I think you want about as much negative camber as you can get out of it. Especially in the front.
Yup, for the front, definitely. And as negative camber is added in the front toe-out should increase.
So those numbers aren't a bad place to start. I had -3.5 to -3.75 camber on the front and was going to increase it once it was clarified that the rules allowed the strut towers to be slotted more than they were. And I had about -2.5 on the rear.
That being said I stuck with zero toe front and rear, as that just always seemed to work well for me. I did try front toe-out a couple times, and it just didn't seem to be overall "better" to me.
When everything else was working right this alignment setup helped make the car very neutral and easy to drive as well as fast.

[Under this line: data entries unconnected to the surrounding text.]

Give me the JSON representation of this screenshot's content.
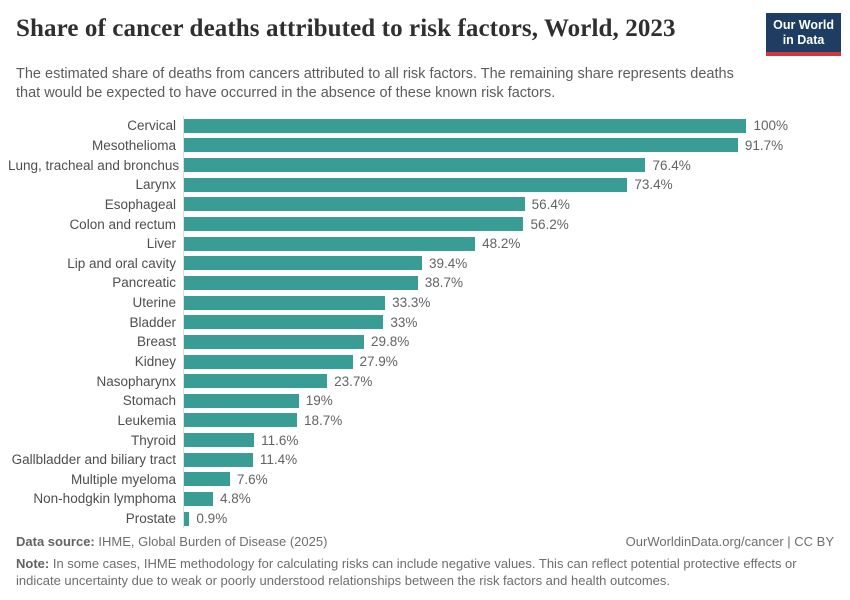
{
  "header": {
    "title": "Share of cancer deaths attributed to risk factors, World, 2023",
    "subtitle": "The estimated share of deaths from cancers attributed to all risk factors. The remaining share represents deaths that would be expected to have occurred in the absence of these known risk factors.",
    "logo": {
      "line1": "Our World",
      "line2": "in Data"
    }
  },
  "chart_data": {
    "type": "bar",
    "orientation": "horizontal",
    "title": "Share of cancer deaths attributed to risk factors, World, 2023",
    "categories": [
      "Cervical",
      "Mesothelioma",
      "Lung, tracheal and bronchus",
      "Larynx",
      "Esophageal",
      "Colon and rectum",
      "Liver",
      "Lip and oral cavity",
      "Pancreatic",
      "Uterine",
      "Bladder",
      "Breast",
      "Kidney",
      "Nasopharynx",
      "Stomach",
      "Leukemia",
      "Thyroid",
      "Gallbladder and biliary tract",
      "Multiple myeloma",
      "Non-hodgkin lymphoma",
      "Prostate"
    ],
    "values": [
      100,
      91.7,
      76.4,
      73.4,
      56.4,
      56.2,
      48.2,
      39.4,
      38.7,
      33.3,
      33,
      29.8,
      27.9,
      23.7,
      19,
      18.7,
      11.6,
      11.4,
      7.6,
      4.8,
      0.9
    ],
    "value_labels": [
      "100%",
      "91.7%",
      "76.4%",
      "73.4%",
      "56.4%",
      "56.2%",
      "48.2%",
      "39.4%",
      "38.7%",
      "33.3%",
      "33%",
      "29.8%",
      "27.9%",
      "23.7%",
      "19%",
      "18.7%",
      "11.6%",
      "11.4%",
      "7.6%",
      "4.8%",
      "0.9%"
    ],
    "xlim": [
      0,
      100
    ],
    "grid": false,
    "legend": "none",
    "bar_color": "#399d96"
  },
  "footer": {
    "data_source_label": "Data source:",
    "data_source_text": " IHME, Global Burden of Disease (2025)",
    "attribution": "OurWorldinData.org/cancer | CC BY",
    "note_label": "Note:",
    "note_text": " In some cases, IHME methodology for calculating risks can include negative values. This can reflect potential protective effects or indicate uncertainty due to weak or poorly understood relationships between the risk factors and health outcomes."
  },
  "colors": {
    "bar": "#399d96",
    "logo_navy": "#1d3d63",
    "logo_red": "#d0373f",
    "axis_line": "#dedede",
    "title_text": "#2f2f2f",
    "body_text": "#5c5c5c"
  }
}
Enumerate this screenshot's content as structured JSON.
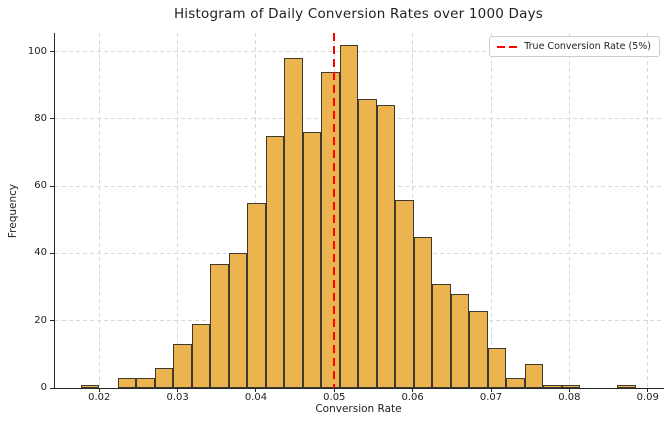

A handy tool for alignment setup is a probe-type tire pyrometer and careful inspection of tire wear. Setup also depends on the types of tracks you run on (and your driving style), so only take internet advice so far. In my experience it's hard to keep the outside edges of the front tires from doing most of the cornering work on a SHO, which is why aggressive front camber helps. However, if your tracks have lots of long straights and open corners, it may not be as critical and keeping the tire flat (i.e., less camber) for braking may be better. This is where the pyrometer comes in as getting the inner carcass temperature across the tire provides a rough average of how hard each part of the tire is working. I could never get the inside of the fronts nearly as hot as the outside, so more camber could have helped. But that was me, in my car, on the tracks that I run. YMMV.
Look at the pics of those Ninja Turtle cars when they ran in the Firehawk series; they had some really serious negative camber dialed in on the front, more than -3 degrees.